Las mayoría de veces eran peloteras por las lindes en los sembrados, las viñas o en los corrales, pero también atendía casos leves de amenazas, injurias y otras agresiones menores a las personas (o a los animales), además de alguna que otra disputa conyugal, para lo cual contaba con dotes que muy bien le hubieran válido para terapeuta de parejas, si tal profesión hubiera existido por aquel entonces.

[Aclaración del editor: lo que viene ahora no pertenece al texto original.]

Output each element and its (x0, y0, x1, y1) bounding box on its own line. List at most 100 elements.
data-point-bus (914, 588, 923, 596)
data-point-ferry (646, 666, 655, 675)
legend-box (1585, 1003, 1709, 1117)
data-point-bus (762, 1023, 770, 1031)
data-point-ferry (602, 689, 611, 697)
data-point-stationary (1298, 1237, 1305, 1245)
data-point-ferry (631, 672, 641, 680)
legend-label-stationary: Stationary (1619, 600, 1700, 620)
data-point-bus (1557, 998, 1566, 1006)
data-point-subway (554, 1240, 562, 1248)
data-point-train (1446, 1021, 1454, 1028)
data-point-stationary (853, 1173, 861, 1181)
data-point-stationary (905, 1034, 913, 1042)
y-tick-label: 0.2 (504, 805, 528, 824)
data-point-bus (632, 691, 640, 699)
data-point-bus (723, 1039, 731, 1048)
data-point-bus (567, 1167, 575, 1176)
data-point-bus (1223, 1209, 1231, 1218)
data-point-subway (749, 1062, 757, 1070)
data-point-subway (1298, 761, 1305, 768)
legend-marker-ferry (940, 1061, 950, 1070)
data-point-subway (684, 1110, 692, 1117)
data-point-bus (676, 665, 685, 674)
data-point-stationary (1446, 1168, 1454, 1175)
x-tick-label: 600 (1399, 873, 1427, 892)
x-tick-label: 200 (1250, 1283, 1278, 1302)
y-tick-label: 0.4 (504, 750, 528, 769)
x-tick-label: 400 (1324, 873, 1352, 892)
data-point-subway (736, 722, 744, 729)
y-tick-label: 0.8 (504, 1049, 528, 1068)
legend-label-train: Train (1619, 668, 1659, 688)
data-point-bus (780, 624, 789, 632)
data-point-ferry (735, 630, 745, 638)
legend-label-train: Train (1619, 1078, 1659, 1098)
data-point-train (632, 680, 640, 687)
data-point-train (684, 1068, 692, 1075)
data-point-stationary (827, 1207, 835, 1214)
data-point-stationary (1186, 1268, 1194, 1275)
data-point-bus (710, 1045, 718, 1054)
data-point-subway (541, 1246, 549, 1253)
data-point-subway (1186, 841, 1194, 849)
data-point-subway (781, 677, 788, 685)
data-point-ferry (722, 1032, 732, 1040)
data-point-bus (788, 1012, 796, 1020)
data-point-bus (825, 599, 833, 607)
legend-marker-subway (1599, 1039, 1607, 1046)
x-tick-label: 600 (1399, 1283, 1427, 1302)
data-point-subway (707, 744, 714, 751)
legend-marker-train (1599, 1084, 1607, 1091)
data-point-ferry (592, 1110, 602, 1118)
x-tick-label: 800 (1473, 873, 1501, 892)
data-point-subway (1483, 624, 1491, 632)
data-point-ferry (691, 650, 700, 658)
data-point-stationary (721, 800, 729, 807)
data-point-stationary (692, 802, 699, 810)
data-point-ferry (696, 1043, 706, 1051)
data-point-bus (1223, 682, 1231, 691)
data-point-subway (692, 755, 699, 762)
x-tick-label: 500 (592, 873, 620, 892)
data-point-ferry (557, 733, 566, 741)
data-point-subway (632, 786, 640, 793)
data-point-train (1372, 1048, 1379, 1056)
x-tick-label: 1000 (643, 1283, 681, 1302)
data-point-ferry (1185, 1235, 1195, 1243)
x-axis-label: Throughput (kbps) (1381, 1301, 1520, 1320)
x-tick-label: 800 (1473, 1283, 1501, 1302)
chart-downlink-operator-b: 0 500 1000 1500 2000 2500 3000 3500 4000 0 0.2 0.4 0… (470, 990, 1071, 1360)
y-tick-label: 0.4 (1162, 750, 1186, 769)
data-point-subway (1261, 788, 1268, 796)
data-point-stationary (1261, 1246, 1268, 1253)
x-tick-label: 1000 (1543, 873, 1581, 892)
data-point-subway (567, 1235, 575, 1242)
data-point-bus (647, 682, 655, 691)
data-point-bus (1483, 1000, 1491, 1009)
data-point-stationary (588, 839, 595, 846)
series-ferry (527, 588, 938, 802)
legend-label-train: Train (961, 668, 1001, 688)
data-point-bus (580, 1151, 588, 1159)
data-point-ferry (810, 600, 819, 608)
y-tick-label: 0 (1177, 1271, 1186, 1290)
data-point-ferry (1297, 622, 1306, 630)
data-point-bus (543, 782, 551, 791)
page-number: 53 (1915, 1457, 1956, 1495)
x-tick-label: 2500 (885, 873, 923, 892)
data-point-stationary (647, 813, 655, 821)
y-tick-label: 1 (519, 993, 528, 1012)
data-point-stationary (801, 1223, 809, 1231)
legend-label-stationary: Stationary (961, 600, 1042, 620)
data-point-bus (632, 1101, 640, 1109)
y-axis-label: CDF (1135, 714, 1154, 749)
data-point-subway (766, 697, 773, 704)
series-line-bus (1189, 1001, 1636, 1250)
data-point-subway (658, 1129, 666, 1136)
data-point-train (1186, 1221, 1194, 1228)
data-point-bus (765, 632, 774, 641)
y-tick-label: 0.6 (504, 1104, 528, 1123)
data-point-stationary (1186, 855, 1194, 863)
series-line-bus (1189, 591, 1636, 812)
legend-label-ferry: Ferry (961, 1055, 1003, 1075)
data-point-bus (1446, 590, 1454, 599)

A Don José le concedieron tan honorable cargo porque su currículo aventajaba a otros por saber leer y escribir. Efectivamente era un puesto honorable. Y ya ¡Pare usted de contar! No disponía de más despacho que la mesa camilla del comedor de su casa, ni podía ofrecer a sus parroquianos un horario de atención estable, ya que de esta actividad profesional no recibía remuneración pecuniaria alguna. Por eso el mantenimiento de su familia le requería (hasta donde su arrojo un tanto desplomado le consentía) atender su pequeño patrimonio agrícola, consistente en dos fanegas de tierra de cereal, cuatro de viña de secano y unos cuantos celemines en la vega, para productos de huerta. Además de la dotación para el mantenimiento de ese capital: dos viejas mulas con su aparejo, un carro, aperos de labranza y útiles para la siega y la vendimia.
Pero como de esto tampoco iban a morir ahítos, su esposa compaginaba la atención a la casa y a la familia con una tienda tan surtida de existencias que lo mismo vendía alubias que azulete para colada, colonia a granel, sardinas saladas, o cordones para los zapatos. Esta actividad, junto a la prestigiosa función judicial de su marido, confería a la familia un estatus de notoriedad entre las gentes de la localidad.
La mujer, que había sido bendecida con una presencia de espíritu bastante más briosa y emprendedora, se levantaba antes que el sol, y pacientemente uncía las mulas con el pesado ubio, mientras su marido almorzaba para no enfrentarse desmayado a los duros afanes del campo.
Y cuando ya estaban echadas las albardas y bien apretadas las cinchas, el Señor Juez se ajustaba sus recias albarcas y, agarrando bien fuerte los ramales de las mulas, se enfilaba hacia sus labores agrícolas. No sin antes atender su responsabilidad funcionarial. Por eso al salir a la calle gritaba a sus vecinos:
— ¿Quién quiere justicia? ¡Que me voy a arar!